Since 1978, the state of California has implemented a set of rules intended to save energy use both in residential and commercial buildings. But, are these regulations working? What has really been achieved in almost 40 years? Is it worth the massive change in the way we build houses and commercial buildings from what it was four decades ago?
Considering they are part of the whole world of building codes, energy efficiency regulations are affected by a number of issues such as the need of training, the temptation to just comply, the difficulty to enforce them, and also, the difficulty to isolate them in order to assess their real impact.
Regarding the latest, perhaps the most important single issue is the difficulty to agree on what to measure and how to do it. Just in 2014, Arik Levinson from Georgetown University, gained notoriety when he presented a paper entitled How Much Energy Do Building Energy Codes Really Save? Evidence from California, where he points out the challenges to measure the impact of energy regulations. The main question of his analysis is, “How much energy do the codes actually save?” His answer is that savings have been much less than what was projected back in 1978.
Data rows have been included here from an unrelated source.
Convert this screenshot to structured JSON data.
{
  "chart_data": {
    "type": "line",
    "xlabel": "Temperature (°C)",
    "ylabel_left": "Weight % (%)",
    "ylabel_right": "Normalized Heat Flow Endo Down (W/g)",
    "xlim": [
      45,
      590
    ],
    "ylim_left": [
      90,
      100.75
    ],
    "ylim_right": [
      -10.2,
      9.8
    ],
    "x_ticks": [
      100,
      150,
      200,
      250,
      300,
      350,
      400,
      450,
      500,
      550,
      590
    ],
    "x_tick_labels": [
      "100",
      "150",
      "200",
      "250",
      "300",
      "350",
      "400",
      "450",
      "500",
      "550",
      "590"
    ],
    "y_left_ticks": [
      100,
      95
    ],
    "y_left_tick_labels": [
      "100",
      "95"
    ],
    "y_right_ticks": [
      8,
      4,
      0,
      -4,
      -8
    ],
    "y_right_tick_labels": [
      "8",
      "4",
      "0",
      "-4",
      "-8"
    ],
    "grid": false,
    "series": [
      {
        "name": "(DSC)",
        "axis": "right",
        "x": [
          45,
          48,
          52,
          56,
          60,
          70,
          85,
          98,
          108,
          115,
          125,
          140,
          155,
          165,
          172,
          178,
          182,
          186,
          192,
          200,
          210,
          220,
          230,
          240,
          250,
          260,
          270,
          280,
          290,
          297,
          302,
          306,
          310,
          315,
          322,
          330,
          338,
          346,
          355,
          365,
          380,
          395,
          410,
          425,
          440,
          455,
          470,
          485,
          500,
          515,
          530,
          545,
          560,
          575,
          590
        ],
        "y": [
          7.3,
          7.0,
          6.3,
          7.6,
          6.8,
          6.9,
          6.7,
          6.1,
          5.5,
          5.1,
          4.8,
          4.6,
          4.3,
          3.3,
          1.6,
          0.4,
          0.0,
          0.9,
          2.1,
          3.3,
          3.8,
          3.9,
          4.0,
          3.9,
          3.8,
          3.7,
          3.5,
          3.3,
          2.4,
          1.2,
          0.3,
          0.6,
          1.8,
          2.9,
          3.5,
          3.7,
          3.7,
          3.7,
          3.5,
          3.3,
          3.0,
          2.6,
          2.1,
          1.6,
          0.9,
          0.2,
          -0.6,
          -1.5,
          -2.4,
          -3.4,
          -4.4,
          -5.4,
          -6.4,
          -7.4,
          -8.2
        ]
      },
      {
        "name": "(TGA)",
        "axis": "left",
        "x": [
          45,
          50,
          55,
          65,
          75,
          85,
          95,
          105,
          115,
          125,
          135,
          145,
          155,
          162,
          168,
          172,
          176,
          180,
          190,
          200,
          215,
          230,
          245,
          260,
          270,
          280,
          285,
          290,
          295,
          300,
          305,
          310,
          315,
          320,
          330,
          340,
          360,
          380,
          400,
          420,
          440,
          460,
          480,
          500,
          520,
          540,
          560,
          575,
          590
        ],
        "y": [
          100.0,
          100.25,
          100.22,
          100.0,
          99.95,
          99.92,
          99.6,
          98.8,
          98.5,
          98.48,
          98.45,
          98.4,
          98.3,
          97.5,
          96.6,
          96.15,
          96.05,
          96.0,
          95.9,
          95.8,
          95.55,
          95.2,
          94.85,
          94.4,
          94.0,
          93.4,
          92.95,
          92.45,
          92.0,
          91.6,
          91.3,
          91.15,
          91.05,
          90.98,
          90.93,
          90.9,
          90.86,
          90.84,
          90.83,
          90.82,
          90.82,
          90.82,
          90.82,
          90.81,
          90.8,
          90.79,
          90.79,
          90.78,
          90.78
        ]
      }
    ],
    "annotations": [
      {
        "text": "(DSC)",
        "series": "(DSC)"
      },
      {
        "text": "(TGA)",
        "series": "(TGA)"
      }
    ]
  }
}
His approach was then challenged by David Goldstein, who was involved in the initial policy making back in the 80s. His main point is that since Levinson’s claim is statistically incorrect, the rest of his analysis makes no sense at all. Also on the “defenders” side, there have been other studies that arrive to the conclusion that savings are real, and that their size is important enough to keep on upgrading and enforcing the regulations.
We believe that although one may be tempted to find a positive impact, this is due to the fact that energy codes are regulations that intend to work for the well-being of the whole society, and thus, it is difficult to go against them.
Policy enforcers and defenders might be leaning to use projections instead of hard data. Academics need to frame the right questions before starting their studies. Home owners might have good experiences, but these are unique. Constructors, developers, suppliers and designers, need to comply, and are not in the business of measuring. And those who are, like appraisers and regulators, are mostly getting information, not comparing it.
Is the environment better off? Are Californians getting better air and water quality? Is it only about saving money in the long run?
We think nobody can offer a definitive answer, and in any case, it will depend more on the role we are all playing than on any other factor.